In 2009, the Hornets as a team hit nine home runs. Through 10 games this season, they have already matched last season’s team total. Matt Jordan’s opposite field blast in Saturday’s 11-3 win over the Eustace Bulldogs was the team’s ninth home run.
Jordan owns five of those nine after hitting three all of last season.
“We’re just looking for a pitch to hit,” said Jordan, a senior catcher. “It’s kind of come out of nowhere.”
Jordan used this past weekend’s 2010 Hornet Varsity Baseball Tournament to more than double hit total, hitting one in each of the tournament’s three games.
Morgan Sellers is second on the team with two long balls, and Luke Solomon and Sean Curley have one each. Solomon had two homers last season.
“We’ve got seven kids in our lineup at all times that could very easily hit one out of the yard,” Sikes said. “There’s some good and some bad about that. Sometimes we see someone hit one, then others end up trying to duplicate it.”
Home runs, indeed, can be a tricky thing.

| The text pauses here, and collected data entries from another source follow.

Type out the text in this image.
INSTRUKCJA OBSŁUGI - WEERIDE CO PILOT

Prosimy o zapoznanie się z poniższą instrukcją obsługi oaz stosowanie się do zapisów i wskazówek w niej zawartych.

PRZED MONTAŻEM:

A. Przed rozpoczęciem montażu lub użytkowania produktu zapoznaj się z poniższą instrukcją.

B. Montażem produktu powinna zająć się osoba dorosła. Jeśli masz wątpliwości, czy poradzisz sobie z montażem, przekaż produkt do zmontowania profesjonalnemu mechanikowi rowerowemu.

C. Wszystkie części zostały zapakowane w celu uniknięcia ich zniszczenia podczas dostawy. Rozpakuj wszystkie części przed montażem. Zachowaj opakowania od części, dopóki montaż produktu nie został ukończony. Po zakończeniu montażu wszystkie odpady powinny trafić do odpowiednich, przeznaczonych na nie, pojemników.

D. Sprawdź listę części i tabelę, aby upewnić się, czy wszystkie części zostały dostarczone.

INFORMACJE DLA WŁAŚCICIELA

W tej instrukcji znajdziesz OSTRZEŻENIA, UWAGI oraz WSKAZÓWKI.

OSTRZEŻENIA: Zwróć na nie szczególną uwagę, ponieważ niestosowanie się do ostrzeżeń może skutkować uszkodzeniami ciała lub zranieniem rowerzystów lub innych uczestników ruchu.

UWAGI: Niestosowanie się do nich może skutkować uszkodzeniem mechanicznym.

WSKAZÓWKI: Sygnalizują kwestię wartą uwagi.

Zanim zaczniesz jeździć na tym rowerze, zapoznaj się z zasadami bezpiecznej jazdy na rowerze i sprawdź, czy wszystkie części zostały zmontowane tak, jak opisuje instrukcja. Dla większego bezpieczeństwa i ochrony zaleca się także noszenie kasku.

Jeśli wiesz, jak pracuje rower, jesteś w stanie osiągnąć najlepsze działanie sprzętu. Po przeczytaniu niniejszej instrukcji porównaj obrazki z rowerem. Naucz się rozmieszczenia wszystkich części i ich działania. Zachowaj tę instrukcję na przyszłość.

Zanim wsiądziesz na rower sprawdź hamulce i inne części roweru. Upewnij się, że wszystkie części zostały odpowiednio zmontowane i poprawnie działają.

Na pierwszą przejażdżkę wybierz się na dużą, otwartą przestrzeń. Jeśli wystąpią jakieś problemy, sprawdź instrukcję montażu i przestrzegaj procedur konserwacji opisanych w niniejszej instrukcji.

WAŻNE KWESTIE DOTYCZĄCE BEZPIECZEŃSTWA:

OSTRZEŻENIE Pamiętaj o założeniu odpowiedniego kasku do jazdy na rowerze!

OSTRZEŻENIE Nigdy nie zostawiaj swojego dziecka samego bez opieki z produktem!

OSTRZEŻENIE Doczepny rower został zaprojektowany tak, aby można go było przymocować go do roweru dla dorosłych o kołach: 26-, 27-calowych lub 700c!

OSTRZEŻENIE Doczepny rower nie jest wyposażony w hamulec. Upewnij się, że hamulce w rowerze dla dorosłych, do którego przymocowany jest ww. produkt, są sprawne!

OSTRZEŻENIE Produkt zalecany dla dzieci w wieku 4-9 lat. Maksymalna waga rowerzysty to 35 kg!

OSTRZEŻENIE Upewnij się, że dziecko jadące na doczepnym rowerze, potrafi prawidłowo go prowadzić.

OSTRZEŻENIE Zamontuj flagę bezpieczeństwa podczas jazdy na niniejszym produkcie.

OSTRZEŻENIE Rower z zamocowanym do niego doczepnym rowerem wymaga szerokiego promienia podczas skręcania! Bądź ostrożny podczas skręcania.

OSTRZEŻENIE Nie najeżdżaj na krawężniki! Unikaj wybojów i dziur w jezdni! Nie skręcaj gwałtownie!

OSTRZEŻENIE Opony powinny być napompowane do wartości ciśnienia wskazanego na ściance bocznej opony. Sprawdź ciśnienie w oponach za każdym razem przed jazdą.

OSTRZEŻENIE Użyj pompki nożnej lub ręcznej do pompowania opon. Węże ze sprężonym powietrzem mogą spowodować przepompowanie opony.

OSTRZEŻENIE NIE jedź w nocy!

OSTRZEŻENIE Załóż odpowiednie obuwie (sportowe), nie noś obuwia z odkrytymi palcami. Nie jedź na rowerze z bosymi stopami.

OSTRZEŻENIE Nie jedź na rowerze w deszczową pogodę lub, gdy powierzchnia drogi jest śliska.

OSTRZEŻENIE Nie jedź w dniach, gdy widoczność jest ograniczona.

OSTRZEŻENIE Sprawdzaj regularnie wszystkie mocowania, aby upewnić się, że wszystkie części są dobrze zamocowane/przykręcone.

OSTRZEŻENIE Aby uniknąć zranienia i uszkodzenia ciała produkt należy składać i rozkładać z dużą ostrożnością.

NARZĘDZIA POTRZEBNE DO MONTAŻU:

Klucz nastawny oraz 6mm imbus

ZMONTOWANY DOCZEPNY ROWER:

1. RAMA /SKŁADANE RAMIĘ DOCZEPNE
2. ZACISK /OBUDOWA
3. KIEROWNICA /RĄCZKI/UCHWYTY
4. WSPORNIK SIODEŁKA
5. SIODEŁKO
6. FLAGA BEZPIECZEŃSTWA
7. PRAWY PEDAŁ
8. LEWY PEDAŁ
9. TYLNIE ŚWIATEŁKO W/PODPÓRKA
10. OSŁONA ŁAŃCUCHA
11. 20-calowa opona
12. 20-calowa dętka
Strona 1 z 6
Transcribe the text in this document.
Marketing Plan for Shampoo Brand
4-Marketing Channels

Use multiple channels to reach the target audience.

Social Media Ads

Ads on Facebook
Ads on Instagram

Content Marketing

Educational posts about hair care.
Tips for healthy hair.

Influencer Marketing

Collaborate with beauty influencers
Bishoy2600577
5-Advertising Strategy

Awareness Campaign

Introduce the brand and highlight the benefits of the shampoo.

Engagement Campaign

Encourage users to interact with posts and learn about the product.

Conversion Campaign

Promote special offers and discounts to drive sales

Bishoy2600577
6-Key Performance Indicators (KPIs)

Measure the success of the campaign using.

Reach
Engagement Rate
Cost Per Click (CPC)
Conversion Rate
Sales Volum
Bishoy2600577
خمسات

Sikes knows he must guard against his players lowering their baseball IQ by swinging for the fences rather than hitting ropes into the gaps.
“What I really like is we’re back to hitting the ball the way we want, using the whole field. We hit five balls into the gap (in the second tournament game against Eustace, on Friday). Earlier in the year, we were trying to pull everything.”
Equally as impressive is that the Hornets have reached last season’s mark without dingers yet from two more of their top hitters — Jack Barkley, who had two a year ago — and from Hunter Choate, who had one on his way to becoming the district’s Most Valuable Player.